Der BeNeLux-Experte Siebo Janssen skizzierte in seinem Eingangsstatement das breite und differenzierte parteipolitische Spektrum und hob dabei auch die Unterschiede zur deutschen Parteienlandschaft hervor. Wenn also Vielfalt und Zersplitterung des politischen Strömungen eine Herausforderung darstellen, so suchten die Niederländerinnen und Niederländer aber doch den Konsens, so die Intervention des Generalkonsuls Peter Schuurman. Niederländische Regierungen seien immer Koalitionsregierungen gewesen und so erwartete auch er durch die bevorstehende Parlamentswahl keinen Bruch mit dieser Kontinuität, wohl aber Änderungen in der Politik, namentlich in der Gesundheitspolitik. Der Prgamatismus der führenden Parteien, darin waren sich Janssen und Schuurman einig, und die Erwartung, dass sich die Parteien nach der Wahl rasch zu einer neuen Koalition zusammenfinden würden, lasse die Diskussion um ein Quorum wie die 5%-Hürde in Deutschland resonanzlos verklingen. Die hohe Briefwahlbeteiligung von über 50% fand deshalb eigens Erwähnung, weil diese Form der Wahlbeteiligung bei unseren Nachbarn bis auf wenige gesetzlch geregelte Ausnahmen völlig unüblich ist.
Der Stadtführer Hilbert de Wal und der Hochschullehrer Leo Tunderman stellten den gesellschaftlichen und persönlichen Anpassungsvorgang an die Pandemie seit dem Beginn des Jahres 2020 dar. Der Konsens in der niederländischen Gesellschaft über die von der Regierung beschlossenen Maßnahmen, sieht man von kurzzeitig aufflammenden, durchaus mit Gewalt verbundenen Protesten in Eindhoven und Amsterdam ab,löste hier und da Erstaunen aus. Erklärt wurde er mit dem Pragmatismus der Menschen und der ausnahmslosen Betroffenheit von der Pandemie.
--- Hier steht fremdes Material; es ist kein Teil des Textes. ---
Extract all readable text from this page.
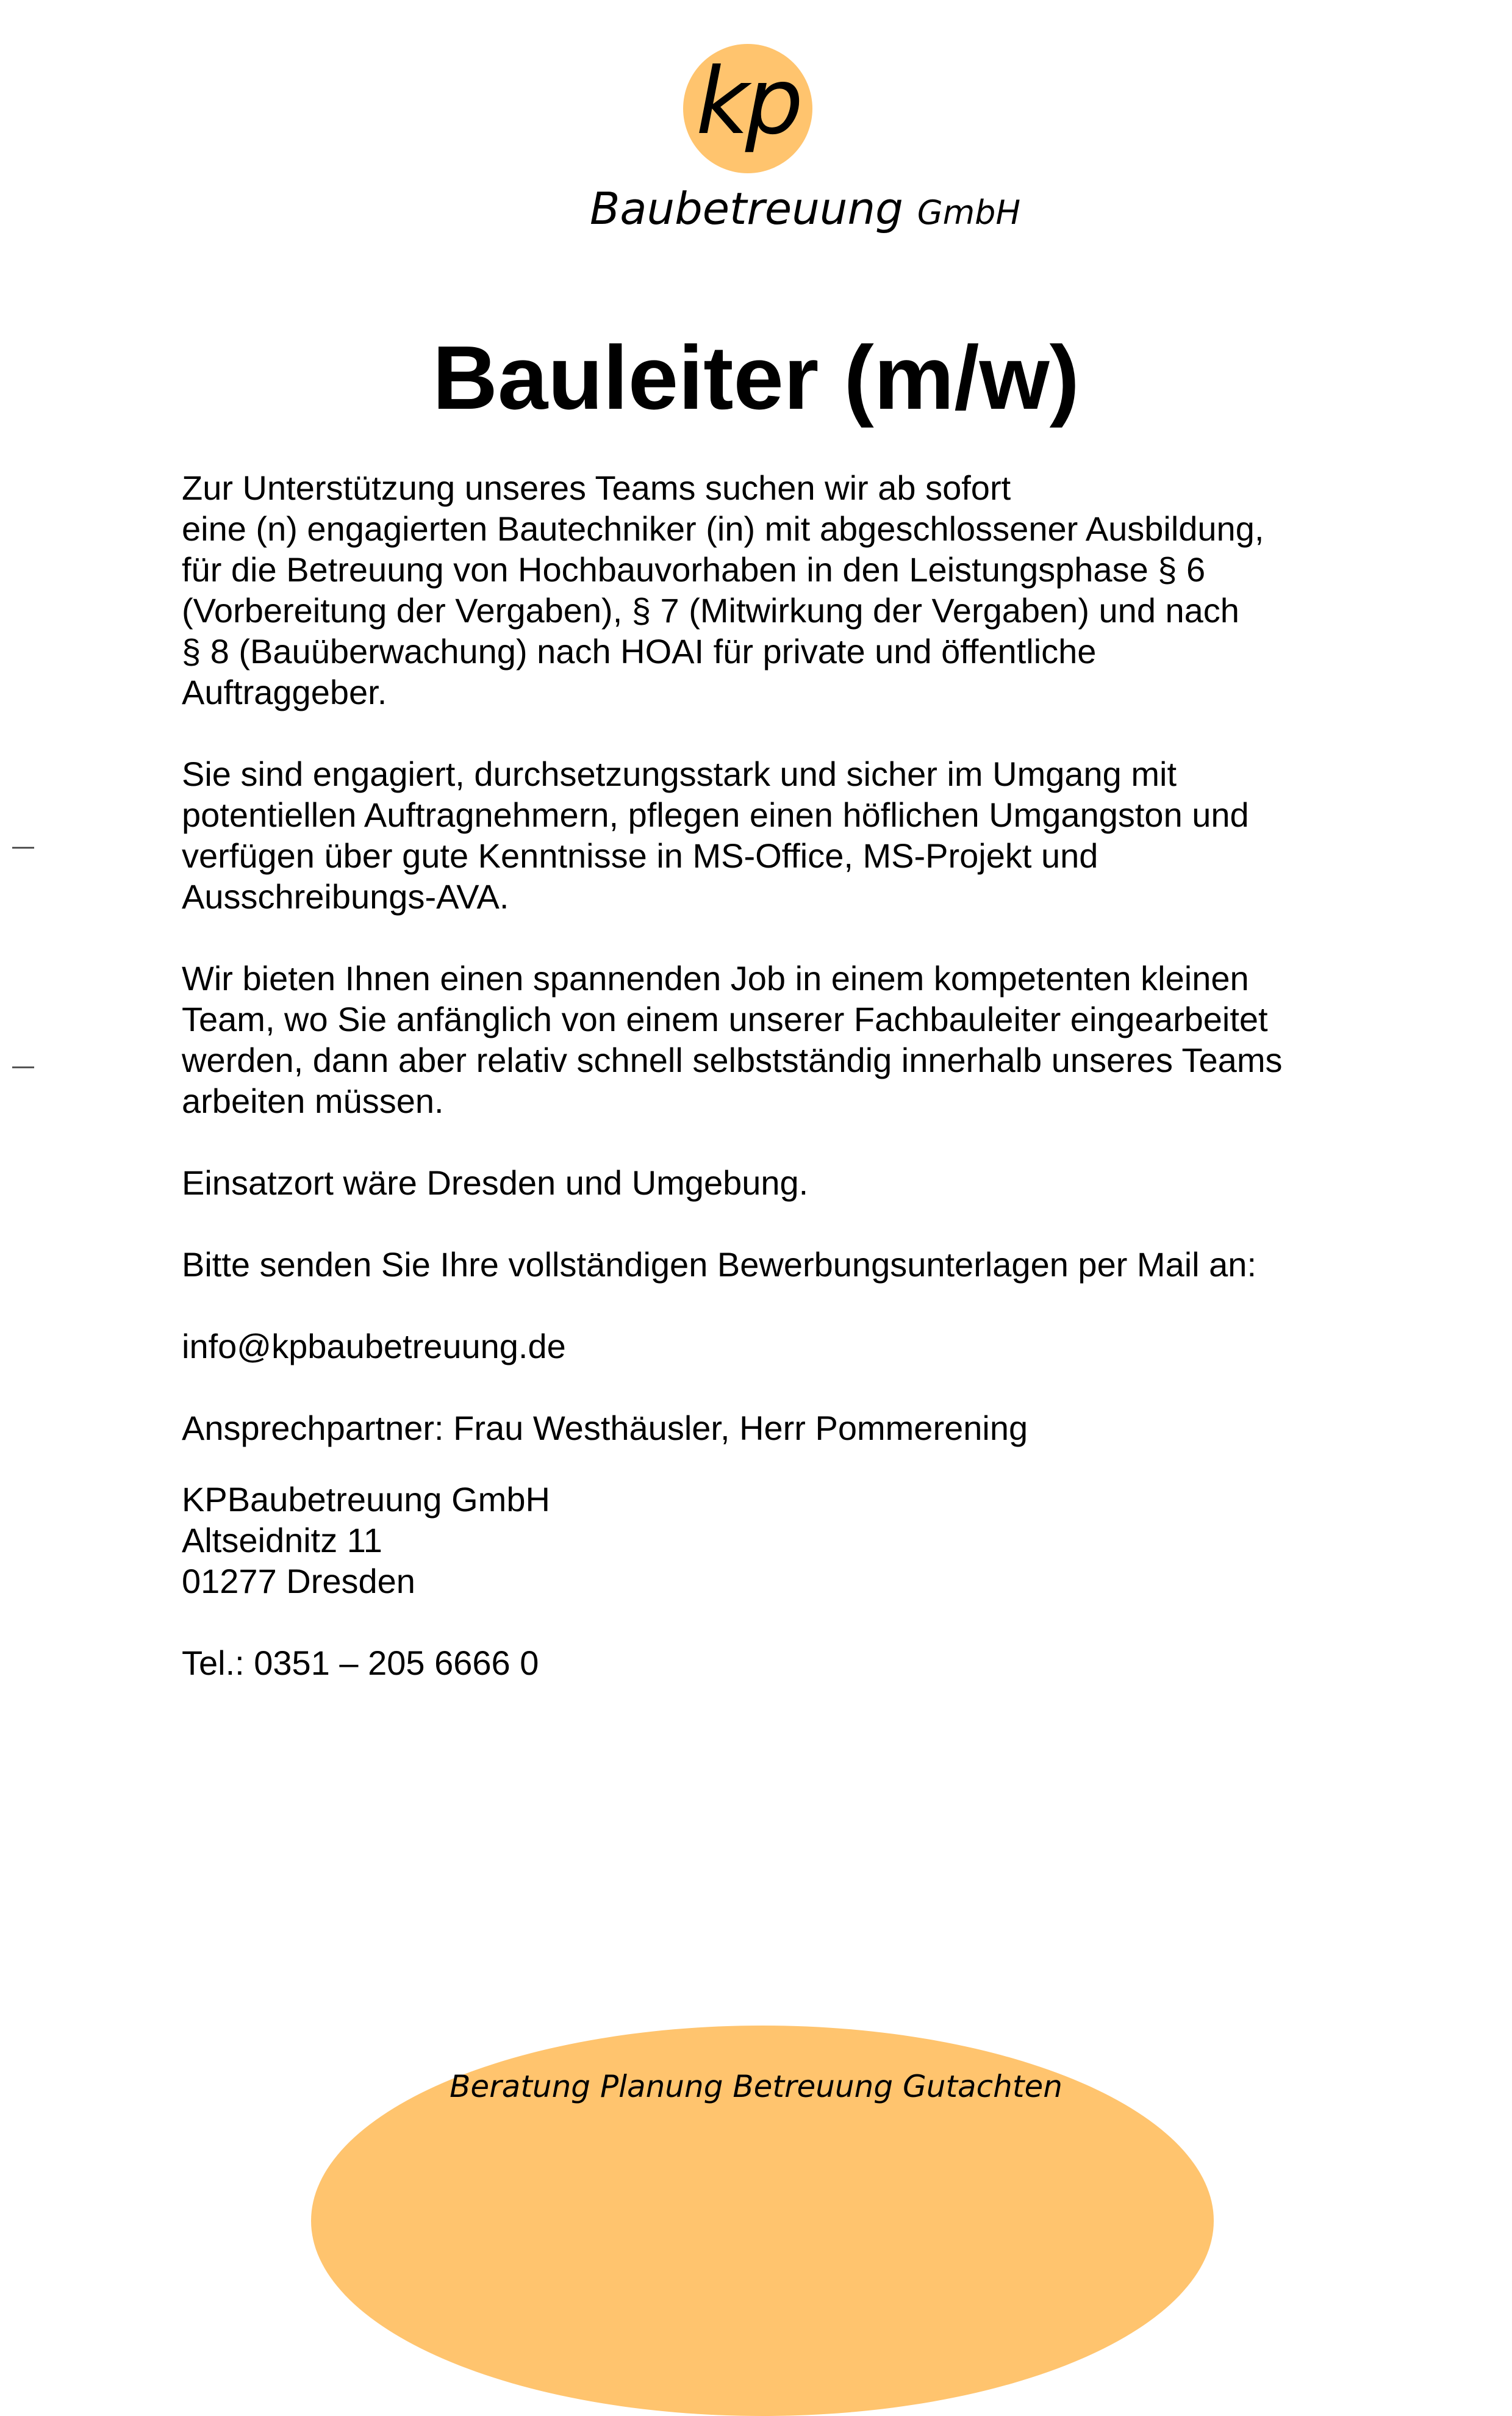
kp
Baubetreuung GmbH
Bauleiter (m/w)

Zur Unterstützung unseres Teams suchen wir ab sofort
eine (n) engagierten Bautechniker (in) mit abgeschlossener Ausbildung,
für die Betreuung von Hochbauvorhaben in den Leistungsphase § 6
(Vorbereitung der Vergaben), § 7 (Mitwirkung der Vergaben) und nach
§ 8 (Bauüberwachung) nach HOAI für private und öffentliche
Auftraggeber.

Sie sind engagiert, durchsetzungsstark und sicher im Umgang mit
potentiellen Auftragnehmern, pflegen einen höflichen Umgangston und
verfügen über gute Kenntnisse in MS-Office, MS-Projekt und
Ausschreibungs-AVA.

Wir bieten Ihnen einen spannenden Job in einem kompetenten kleinen
Team, wo Sie anfänglich von einem unserer Fachbauleiter eingearbeitet
werden, dann aber relativ schnell selbstständig innerhalb unseres Teams
arbeiten müssen.

Einsatzort wäre Dresden und Umgebung.

Bitte senden Sie Ihre vollständigen Bewerbungsunterlagen per Mail an:

info@kpbaubetreuung.de

Ansprechpartner: Frau Westhäusler, Herr Pommerening

KPBaubetreuung GmbH
Altseidnitz 11
01277 Dresden

Tel.: 0351 – 205 6666 0

Beratung Planung Betreuung Gutachten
Auf die Frage, warum die in den 1990ern mit dem Maastrichter Vertrag noch verbundene Begeisterung für die immer engere Union der Völker Europas abgeklungen sei, antwortete Norman Schulz im Gespräch mit Siebo Janssen, dass die ökonomische Sicht auf die EU und damit der Pragmatismus an Bedeutung gewonnen hätten. Die niederländische Bevölkerung sei weiterhin proeuropäisch und eine sicherlich in Nischen vorhandene Neigung zu einem Nexit finde keine breite Unterstützung. Aber der niederländischen Politik fehle der in Deutschland vorhandene "europäische Reflex", Probleme in Europa zu Probleme von Europa zu machen. Wie in vielen anderen Staaten auch, fühle sich die Bevölkerung von der europäischen Integration nicht mehr ausreichend vertreten. Gleichwohl gebe es keinen Zweifel daran, dass die Niederlande ohne die EU politisch einflusslos bleibe und ihre Interessen kaum durchsetzen könne. Dem Königshaus bescheinigten Schulz und Janssen eine hohe integrative Kraft.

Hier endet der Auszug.